Measure X — Police parcel tax.  This is undoubtedly the most controversial measure on the Oakland ballot.  It represents a deal between the City Council and the OPOA.  The OPOA agreed to accept an increase in police contributions to their pension funds in return for the city putting this on the ballot, restoring the laid-off police, and promising no lay-offs for the remainder of the current OPOA contract.  Since it was placed on the ballot, virtually all of the council members have had “buyers remorse”.  I’m not sure there’s a single city council member who’s still supporting and campaigning for this measure.  It seems destined to go down in flames.  That may be appropriate.  Unfortunately, Oakland citizens will pay, with reduced police coverage, for the OPOA’s pig-headedness during the budget crisis.  I’m torn.  I don’t like the reduced police, but I also don’t want to reward the OPOA’s obnoxious behavior.  On balance, I’m afraid I must recommend NO.

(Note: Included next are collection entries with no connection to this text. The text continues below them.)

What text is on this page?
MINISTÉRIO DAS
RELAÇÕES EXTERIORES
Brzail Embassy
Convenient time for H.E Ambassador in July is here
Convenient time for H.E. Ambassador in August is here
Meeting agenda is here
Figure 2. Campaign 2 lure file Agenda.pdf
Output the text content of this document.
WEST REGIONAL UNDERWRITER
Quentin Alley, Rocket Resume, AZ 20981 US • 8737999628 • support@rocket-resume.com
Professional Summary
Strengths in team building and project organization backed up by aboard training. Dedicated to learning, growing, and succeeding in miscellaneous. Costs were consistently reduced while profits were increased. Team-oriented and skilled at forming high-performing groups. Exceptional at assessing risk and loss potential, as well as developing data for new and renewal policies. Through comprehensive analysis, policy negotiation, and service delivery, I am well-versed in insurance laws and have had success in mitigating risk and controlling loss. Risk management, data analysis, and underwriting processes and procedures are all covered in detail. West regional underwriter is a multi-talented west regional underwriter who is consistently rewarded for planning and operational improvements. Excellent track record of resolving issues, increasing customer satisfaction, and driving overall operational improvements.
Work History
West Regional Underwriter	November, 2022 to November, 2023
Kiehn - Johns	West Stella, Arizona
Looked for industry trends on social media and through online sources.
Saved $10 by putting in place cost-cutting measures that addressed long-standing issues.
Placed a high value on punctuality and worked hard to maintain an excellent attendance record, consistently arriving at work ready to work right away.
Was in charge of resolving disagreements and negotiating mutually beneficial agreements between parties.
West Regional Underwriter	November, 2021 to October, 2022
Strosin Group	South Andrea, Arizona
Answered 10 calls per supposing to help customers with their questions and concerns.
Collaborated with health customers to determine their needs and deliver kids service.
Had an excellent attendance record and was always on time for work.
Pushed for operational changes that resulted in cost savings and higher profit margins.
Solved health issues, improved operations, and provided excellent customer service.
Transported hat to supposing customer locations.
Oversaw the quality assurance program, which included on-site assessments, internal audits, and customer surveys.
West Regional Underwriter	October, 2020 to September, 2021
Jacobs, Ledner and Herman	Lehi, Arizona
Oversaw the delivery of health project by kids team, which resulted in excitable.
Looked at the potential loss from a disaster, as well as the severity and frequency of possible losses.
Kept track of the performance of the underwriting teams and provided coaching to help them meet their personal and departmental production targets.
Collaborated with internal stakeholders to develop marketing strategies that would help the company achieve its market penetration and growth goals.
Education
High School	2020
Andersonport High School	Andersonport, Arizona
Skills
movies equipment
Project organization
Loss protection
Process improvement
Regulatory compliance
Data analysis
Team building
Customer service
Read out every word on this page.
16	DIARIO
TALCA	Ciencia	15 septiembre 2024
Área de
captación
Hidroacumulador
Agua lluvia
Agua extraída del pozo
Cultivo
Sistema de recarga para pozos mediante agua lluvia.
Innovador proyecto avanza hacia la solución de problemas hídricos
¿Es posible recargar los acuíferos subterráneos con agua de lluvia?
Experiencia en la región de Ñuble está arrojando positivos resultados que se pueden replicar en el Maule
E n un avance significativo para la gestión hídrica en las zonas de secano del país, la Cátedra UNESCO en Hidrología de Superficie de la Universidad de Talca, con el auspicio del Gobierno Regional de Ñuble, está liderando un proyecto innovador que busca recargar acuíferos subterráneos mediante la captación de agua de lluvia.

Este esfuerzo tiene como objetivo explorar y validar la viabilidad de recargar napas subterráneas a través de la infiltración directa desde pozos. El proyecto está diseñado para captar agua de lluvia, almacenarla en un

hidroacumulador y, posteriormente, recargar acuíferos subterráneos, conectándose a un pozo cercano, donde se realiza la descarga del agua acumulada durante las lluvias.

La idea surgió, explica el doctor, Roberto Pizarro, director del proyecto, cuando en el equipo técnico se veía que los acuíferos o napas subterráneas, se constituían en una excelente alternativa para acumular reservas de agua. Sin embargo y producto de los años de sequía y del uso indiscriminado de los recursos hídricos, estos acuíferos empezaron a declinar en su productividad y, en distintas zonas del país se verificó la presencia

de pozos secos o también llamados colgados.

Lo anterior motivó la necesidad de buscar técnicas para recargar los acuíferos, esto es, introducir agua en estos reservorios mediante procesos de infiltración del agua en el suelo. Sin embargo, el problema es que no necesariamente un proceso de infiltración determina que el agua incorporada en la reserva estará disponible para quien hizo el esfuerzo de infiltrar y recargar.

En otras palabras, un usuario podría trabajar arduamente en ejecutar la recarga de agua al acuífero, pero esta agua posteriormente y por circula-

Measure BB — modify Measure Y — This measure is a stopgap to prevent further hemorrhaging of the Oakland police dept.  It would temporarily suspend the minimum staffing levels established by Measure Y for the police force.  If this doesn’t pass, Measure Y funding gets cut off and Oakland would be forced to lay off another 150 police.  This would serve the OPOA right, but it would be a situation of cutting off your nose to spite your face.  We really do need to go after the OPOA and let them know that they can no longer play the games they’ve played.  That’s one reason why I’m so strongly opposed to Perata, the OPOA’s darling.  However, we can’t afford to lose another 150 police.  YES.